Just to make sure my idea was bad, I posed it to a couple of panelists discussing technology in redistricting at the National Conference of State Legislature’s annual meeting in Louisville (where I am this week). Kim Brace, president of Election Data Services Inc., said there actually has been quite a lot of academic research into using computers to redraw maps — with lousy results. “If you think legislative plans look crazy,” he said, “wait until you see what a computer does.”
Mark Stratton, who works on redistricting with Indiana’s Legislative Services Agency, made another point: A redistricting plan only does any good if legislators are willing to vote it into law. “The computer,” he said, “can’t vote for the plan.”
At first, that comment struck me as missing the point. Whether the maps are drawn by humans or computers, there are plenty of ways to structure the redistricting process so that lawmakers have no choice but to accept proposals that abide by objective criteria. Fortner’s constitutional amendment would have done just that in Illinois.
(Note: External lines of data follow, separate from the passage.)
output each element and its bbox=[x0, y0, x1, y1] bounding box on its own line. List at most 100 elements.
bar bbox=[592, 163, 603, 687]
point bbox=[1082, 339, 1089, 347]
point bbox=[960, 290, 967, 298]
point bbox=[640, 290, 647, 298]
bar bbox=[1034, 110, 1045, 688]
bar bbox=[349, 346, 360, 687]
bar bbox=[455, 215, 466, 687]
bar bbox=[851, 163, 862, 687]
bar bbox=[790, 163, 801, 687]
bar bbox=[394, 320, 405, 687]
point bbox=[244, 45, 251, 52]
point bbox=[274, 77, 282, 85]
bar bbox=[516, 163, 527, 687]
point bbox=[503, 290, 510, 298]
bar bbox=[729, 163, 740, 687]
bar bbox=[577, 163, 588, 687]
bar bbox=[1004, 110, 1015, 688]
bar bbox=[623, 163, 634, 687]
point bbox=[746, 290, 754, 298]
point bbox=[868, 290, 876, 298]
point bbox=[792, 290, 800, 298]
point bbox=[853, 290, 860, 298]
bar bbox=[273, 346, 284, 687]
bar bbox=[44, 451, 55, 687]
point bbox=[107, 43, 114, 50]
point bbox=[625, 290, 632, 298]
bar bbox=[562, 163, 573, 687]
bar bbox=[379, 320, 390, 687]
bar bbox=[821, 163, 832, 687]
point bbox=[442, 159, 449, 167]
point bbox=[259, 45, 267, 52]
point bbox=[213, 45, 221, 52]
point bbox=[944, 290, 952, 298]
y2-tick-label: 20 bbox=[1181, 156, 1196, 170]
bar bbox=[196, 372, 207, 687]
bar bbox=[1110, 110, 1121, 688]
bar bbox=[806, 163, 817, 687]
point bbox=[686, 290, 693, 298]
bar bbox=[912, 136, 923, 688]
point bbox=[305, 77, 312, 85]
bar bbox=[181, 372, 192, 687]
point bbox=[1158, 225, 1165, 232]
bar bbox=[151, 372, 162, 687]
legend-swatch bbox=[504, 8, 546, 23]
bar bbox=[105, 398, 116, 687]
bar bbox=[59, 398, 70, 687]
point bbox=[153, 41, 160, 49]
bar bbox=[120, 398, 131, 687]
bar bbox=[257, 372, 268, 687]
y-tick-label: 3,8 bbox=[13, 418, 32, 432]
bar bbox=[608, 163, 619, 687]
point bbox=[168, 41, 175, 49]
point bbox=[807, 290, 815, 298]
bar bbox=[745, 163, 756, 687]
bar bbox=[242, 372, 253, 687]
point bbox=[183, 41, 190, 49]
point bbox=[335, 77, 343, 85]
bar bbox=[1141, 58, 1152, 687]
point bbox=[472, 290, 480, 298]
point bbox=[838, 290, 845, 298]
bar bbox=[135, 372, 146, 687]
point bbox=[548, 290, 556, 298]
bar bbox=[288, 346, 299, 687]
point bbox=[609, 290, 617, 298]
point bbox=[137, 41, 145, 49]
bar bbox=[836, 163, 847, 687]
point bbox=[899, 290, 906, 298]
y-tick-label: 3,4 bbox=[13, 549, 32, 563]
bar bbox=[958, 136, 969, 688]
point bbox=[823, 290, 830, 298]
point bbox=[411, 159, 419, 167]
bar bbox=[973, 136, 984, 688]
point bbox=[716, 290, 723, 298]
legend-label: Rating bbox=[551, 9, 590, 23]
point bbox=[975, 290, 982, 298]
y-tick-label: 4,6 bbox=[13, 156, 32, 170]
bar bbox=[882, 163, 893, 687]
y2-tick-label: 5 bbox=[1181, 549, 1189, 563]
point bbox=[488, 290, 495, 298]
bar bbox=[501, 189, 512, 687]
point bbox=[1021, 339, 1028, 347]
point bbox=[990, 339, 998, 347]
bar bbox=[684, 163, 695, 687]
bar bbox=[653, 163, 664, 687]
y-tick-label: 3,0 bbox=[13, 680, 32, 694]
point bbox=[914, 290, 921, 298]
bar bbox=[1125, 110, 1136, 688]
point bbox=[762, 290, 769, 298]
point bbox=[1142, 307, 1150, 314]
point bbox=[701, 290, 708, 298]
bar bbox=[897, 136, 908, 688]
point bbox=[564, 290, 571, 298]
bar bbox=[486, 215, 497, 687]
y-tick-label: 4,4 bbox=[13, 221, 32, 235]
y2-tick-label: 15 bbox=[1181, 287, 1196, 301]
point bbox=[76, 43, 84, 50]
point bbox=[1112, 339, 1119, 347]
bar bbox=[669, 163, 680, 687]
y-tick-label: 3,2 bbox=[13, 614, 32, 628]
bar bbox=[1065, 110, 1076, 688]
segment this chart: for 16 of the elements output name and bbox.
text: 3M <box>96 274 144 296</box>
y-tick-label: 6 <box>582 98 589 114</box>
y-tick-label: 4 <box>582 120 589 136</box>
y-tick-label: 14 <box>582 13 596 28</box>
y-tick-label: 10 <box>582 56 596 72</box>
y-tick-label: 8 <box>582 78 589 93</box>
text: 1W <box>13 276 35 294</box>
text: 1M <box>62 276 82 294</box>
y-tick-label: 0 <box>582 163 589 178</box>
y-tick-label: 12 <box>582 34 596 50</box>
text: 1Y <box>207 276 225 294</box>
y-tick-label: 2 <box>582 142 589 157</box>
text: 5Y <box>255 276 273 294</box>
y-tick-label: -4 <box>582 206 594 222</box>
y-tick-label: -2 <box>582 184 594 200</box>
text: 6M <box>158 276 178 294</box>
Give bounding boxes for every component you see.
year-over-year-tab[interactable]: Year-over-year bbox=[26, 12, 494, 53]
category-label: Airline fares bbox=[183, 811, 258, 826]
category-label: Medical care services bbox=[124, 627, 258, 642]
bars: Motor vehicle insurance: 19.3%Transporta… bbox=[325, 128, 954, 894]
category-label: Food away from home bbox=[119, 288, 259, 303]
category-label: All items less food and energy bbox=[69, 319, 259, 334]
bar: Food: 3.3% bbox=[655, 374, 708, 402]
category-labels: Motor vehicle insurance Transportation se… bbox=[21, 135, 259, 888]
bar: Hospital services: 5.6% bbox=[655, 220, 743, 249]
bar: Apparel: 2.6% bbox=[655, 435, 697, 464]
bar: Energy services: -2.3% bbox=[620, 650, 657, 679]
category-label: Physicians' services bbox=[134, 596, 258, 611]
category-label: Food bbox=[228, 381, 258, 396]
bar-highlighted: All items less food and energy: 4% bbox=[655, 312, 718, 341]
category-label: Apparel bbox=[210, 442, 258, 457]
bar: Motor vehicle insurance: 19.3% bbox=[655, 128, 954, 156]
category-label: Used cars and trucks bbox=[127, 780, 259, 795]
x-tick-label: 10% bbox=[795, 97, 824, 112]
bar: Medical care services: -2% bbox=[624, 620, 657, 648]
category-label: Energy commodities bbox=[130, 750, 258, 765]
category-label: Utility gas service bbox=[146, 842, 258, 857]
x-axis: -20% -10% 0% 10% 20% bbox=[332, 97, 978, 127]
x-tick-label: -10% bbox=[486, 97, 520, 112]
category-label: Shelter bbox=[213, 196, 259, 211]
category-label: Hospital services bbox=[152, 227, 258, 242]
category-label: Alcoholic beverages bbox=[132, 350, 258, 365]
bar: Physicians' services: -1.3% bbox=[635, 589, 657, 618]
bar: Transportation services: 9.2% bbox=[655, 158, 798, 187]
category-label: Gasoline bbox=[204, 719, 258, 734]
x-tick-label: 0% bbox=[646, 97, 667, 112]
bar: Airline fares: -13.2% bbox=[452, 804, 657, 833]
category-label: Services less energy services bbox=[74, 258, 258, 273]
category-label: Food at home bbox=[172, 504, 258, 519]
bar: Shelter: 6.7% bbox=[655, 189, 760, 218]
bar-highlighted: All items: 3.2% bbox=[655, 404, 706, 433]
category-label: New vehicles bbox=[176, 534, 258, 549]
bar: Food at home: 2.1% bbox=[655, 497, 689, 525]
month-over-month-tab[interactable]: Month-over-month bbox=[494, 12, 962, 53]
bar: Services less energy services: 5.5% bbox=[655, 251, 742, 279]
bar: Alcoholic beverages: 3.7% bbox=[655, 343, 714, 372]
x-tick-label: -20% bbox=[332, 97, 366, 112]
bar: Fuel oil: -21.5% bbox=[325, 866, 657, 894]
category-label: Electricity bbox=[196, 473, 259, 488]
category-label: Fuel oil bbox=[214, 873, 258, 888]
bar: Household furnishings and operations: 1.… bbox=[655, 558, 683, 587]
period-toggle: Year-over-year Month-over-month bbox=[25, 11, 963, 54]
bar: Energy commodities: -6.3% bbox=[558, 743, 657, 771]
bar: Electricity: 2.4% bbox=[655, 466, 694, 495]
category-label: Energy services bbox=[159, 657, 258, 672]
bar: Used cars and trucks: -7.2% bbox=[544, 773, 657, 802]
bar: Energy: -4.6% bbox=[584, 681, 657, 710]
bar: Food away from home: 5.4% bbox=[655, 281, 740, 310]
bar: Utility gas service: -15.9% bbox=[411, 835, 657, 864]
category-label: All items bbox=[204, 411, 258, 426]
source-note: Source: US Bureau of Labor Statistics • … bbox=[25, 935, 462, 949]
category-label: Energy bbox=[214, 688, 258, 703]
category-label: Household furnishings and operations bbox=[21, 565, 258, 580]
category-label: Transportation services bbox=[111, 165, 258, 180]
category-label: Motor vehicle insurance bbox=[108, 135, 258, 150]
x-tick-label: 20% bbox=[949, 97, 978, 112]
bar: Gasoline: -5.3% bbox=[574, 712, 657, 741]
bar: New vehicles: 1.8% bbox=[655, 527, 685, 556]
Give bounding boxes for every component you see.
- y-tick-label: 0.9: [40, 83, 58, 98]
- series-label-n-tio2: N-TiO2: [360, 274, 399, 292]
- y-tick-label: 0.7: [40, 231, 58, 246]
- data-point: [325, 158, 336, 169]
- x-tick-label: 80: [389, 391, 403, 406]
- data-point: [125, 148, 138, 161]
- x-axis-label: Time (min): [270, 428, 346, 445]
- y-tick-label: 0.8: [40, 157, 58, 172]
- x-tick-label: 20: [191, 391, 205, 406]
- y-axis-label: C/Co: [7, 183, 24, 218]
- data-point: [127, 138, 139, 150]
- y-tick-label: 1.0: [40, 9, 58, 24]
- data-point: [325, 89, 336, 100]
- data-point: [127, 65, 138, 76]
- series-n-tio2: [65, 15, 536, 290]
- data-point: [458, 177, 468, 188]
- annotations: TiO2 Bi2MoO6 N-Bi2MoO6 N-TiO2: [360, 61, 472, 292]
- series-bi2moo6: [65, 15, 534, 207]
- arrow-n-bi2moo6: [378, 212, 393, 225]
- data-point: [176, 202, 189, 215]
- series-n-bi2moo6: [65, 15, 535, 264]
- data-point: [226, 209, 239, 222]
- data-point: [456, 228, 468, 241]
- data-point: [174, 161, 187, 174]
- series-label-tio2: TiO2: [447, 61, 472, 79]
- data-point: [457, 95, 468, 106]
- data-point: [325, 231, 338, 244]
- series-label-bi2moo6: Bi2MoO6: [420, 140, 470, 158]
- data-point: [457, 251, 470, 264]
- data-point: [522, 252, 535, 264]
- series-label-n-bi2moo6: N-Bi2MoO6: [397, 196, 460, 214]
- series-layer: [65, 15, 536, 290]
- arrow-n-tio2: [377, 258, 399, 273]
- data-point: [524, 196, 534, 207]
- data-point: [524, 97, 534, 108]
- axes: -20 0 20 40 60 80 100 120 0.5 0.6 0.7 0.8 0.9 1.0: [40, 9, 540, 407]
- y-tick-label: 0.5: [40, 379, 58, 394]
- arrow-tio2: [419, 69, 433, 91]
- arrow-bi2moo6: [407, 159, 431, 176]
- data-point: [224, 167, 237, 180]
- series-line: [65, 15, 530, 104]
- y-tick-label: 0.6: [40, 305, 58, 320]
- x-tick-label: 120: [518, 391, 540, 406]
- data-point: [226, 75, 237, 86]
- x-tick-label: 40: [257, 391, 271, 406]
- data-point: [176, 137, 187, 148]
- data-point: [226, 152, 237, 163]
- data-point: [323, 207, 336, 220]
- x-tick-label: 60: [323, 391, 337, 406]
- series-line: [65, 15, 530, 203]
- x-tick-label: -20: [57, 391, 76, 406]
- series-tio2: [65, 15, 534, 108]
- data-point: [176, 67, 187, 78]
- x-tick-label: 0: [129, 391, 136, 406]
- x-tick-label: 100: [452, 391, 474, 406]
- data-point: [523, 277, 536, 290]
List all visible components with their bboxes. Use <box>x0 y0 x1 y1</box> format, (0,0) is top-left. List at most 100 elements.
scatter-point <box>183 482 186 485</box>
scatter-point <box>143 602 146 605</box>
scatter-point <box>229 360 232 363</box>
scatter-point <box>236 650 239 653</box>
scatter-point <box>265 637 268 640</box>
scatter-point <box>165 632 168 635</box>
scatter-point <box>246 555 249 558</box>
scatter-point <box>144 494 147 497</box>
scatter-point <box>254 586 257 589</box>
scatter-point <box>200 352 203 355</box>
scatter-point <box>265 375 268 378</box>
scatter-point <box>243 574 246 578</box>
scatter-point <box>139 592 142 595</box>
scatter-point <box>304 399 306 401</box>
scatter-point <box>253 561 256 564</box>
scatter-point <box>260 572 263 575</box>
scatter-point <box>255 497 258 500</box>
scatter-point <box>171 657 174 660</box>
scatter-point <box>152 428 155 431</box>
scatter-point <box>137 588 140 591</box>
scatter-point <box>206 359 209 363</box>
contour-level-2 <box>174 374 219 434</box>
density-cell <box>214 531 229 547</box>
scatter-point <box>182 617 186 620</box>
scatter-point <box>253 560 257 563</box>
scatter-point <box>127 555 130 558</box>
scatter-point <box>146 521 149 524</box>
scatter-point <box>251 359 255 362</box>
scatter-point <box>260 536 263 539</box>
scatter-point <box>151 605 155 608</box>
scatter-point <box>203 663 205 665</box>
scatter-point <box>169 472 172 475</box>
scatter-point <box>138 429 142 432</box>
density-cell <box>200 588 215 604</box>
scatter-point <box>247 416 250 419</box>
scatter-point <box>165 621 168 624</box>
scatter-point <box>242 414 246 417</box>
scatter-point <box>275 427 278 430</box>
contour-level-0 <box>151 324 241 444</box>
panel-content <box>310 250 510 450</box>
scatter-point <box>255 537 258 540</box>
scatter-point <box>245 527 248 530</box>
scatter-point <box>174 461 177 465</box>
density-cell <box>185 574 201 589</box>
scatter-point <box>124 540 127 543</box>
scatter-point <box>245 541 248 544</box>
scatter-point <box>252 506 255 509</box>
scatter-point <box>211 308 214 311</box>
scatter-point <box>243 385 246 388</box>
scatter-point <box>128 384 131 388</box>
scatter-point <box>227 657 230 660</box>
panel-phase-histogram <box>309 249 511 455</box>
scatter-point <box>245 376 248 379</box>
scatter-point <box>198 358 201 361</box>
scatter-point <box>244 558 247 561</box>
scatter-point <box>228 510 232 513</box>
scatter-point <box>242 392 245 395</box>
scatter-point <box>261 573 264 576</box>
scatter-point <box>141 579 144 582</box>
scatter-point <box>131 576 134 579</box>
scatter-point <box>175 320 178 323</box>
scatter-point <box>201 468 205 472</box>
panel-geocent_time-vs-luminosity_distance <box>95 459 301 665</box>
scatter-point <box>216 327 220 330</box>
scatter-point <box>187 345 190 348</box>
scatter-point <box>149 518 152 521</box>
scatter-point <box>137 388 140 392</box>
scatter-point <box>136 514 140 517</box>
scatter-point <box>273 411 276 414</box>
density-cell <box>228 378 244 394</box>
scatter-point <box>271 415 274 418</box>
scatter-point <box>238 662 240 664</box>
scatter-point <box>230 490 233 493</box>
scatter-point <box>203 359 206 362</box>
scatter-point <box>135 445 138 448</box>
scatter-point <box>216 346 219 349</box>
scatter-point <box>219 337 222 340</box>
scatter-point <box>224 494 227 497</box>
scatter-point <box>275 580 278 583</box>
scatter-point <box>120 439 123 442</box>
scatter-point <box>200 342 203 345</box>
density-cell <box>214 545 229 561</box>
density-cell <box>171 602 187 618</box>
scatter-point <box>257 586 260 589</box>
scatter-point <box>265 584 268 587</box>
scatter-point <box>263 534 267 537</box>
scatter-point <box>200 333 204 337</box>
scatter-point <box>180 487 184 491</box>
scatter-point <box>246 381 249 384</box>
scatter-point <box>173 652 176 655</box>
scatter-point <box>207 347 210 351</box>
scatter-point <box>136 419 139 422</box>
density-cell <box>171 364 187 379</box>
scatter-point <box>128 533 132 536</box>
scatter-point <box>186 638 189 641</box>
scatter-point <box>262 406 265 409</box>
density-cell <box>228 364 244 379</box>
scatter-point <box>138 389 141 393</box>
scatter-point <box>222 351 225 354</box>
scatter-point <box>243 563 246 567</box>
But, the more I think about it, Stratton was making the critical point. People are perfectly capable of drawing fair, reasonable congressional and legislative lines. When states end up with unfair, unreasonable lines, it isn’t because no one could figure out how to draw a better map. The reason is politics.
why can’t each precinct on the border decide which district it wants to belong to?
I really agree with the conclusions that Josh Goodman draws here.
I think that algorithms have their role in redistricting, and can help guide the process, but I think that ultimately, you need a social / institutional solution as well. Iowa provides a good example of this. Their system works and I think having a similar solution implemented in all states would be a move in the right direction–if not enough to completely and permanently solve this problem.
I just wrote an article about gerrymandering on my opinion site. There are two other groups which I’d like to point to which are tackling this issue. Their websites are FairVote.org and RangeVoting.org. I’d encourage you to check out all three pages. FairVote’s plan is particularly comprehensive. Even if you don’t agree with everything on either of those sites, they’re interesting to read.
An end to gerrymandering can become a political reality if we make it one by talking about it. You are doing your part by writing about it and sharing others’ writings, so keep it up!